I escaped my religious upbringing as soon as I was able and I avoid anything with chanting or incense. I suspect that my chakras are more than out of alignment but are actually non-existent. A woman at a party once told me that a dead woman called Marjory was wanting to talk to me and I politely told her to go away and take Marjory with her.
If I think about it, though, I do have a religion of sorts: superstition. I can’t pass a single magpie without saluting it. If I see a shiny penny on the floor then I have to pick it up and I touch wooden things with alarming regularity. This can prove very awkward. Saluting a magpie during a driving lesson will guarantee that a frantic instructor will shout at you in alarm and grab for the dual controls as you allow the car to veer across lanes of traffic. Ducking down whilst on a date to snatch a coin from the street whilst drunkenly shouting: “A lucky penny!” will almost certainly ensure that date number two will not be forthcoming. Grabbing a penny from a colleague’s desk will get you odd looks too. Reaching for tree trunks in the street to touch wood will perhaps risk arrest, if done too conspicuously.
My superstition is as sound as anything and no less valid. It’s based on centuries of tradition. I know it’s not true and that it’s a mad way to run my life but what’s not to like about not opening an umbrella indoors or keeping new shoes off the table? It’s hardly a hardship.

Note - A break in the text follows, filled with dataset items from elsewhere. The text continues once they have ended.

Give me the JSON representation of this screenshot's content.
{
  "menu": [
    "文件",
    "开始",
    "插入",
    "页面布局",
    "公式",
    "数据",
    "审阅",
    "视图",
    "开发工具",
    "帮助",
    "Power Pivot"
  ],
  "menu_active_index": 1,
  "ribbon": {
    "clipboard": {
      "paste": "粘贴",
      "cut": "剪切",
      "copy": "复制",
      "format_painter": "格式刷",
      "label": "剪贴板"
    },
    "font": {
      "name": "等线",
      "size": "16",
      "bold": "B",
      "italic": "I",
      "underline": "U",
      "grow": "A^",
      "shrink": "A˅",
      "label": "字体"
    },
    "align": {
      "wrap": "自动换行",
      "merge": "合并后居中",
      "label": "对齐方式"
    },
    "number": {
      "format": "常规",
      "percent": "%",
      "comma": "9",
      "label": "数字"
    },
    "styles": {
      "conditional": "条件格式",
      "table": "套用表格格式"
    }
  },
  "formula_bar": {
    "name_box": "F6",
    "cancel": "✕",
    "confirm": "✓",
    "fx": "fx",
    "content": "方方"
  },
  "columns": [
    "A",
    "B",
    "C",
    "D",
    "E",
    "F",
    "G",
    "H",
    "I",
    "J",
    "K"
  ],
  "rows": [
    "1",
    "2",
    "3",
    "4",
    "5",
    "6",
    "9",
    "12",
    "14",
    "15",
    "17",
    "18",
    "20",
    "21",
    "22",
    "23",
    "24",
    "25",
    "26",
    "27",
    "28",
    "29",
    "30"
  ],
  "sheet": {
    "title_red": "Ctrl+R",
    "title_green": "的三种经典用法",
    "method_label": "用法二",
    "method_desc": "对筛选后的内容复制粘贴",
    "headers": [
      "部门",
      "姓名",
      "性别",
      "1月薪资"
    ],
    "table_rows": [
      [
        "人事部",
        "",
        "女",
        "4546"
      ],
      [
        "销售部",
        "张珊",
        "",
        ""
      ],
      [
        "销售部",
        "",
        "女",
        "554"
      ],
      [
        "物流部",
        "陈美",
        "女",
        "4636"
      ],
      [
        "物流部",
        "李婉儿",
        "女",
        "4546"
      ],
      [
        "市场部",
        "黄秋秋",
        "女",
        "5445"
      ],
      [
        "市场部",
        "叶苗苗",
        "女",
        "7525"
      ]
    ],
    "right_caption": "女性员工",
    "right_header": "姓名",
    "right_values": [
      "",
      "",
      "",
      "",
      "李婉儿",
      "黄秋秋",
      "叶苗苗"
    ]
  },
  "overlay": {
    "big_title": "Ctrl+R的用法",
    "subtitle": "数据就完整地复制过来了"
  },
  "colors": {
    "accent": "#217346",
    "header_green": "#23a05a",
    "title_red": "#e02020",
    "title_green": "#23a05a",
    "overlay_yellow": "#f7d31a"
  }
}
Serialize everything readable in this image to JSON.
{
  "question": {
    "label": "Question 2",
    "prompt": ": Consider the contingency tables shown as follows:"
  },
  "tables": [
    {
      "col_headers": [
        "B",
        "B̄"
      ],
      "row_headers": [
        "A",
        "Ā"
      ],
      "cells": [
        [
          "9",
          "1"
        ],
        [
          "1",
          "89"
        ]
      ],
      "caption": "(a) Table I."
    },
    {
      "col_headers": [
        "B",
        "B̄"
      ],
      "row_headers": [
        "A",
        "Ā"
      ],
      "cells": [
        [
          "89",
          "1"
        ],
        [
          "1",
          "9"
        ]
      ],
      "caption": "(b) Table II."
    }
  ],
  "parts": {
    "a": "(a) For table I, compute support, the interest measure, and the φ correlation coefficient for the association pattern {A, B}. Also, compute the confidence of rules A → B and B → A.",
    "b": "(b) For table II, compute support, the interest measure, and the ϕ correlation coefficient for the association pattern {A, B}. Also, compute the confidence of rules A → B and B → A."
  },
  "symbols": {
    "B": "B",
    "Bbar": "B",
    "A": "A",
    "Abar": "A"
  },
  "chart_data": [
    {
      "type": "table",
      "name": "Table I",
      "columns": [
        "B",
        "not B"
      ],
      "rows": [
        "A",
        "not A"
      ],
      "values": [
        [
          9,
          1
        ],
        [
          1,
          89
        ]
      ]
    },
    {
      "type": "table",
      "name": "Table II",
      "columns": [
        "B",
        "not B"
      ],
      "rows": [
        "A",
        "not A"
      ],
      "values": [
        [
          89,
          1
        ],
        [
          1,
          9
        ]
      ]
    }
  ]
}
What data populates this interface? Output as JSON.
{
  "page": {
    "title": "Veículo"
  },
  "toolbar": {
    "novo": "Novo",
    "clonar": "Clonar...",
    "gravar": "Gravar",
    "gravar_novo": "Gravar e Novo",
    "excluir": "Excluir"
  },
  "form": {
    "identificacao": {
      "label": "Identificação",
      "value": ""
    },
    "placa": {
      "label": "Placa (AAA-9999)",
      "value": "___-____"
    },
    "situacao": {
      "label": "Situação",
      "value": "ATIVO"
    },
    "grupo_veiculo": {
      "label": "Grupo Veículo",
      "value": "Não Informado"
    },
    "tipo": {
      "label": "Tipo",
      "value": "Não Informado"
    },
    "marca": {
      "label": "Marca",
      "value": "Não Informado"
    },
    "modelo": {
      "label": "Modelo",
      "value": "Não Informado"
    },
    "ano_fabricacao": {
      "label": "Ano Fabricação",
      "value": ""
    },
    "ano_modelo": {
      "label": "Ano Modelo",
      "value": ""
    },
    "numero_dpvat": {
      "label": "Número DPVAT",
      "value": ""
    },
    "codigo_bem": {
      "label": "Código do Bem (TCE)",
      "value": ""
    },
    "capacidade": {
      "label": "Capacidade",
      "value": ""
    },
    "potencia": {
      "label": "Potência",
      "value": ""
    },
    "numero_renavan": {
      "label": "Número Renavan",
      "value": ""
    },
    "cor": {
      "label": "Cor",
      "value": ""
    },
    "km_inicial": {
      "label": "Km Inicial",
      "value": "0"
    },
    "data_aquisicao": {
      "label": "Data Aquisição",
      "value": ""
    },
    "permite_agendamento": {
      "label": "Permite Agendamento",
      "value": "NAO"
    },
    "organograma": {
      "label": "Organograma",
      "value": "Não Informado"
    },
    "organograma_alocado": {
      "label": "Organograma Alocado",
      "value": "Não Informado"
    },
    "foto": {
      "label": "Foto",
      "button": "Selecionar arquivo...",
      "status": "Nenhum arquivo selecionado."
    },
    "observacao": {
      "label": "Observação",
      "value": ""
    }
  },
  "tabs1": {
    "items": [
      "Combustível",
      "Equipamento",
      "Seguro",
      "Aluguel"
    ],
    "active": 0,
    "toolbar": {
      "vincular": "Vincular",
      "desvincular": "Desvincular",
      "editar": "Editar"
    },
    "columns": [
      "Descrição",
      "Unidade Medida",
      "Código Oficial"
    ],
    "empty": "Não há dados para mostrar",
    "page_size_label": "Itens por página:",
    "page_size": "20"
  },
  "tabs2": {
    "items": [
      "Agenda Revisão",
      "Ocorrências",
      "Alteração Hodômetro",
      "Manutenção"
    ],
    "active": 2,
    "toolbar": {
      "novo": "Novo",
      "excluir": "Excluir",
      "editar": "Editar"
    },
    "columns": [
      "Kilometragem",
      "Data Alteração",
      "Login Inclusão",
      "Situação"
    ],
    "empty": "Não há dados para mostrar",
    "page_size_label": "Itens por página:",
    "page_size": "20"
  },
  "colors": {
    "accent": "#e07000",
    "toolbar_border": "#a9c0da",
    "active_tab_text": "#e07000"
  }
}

For me, it’s more a way of keeping anxiety at bay, like a very mild strain of O.C.D. I see a black cat and I feel instantly calmer. It has a flip side too, of course. Seeing one magpie can leave me lurching with angst. Its mild angst though and it passes. The major bonus for me is that my religion has no dietary restrictions, no observances and no tricky festivals to navigate. It also doesn’t disapprove of me being gay.
Maybe I’ll start a festival though. If anyone wants to come round to mine dressed as a magpie whilst bearing wood then I’ll gladly let you pick up all the pennies you like from my carpet. Tempted?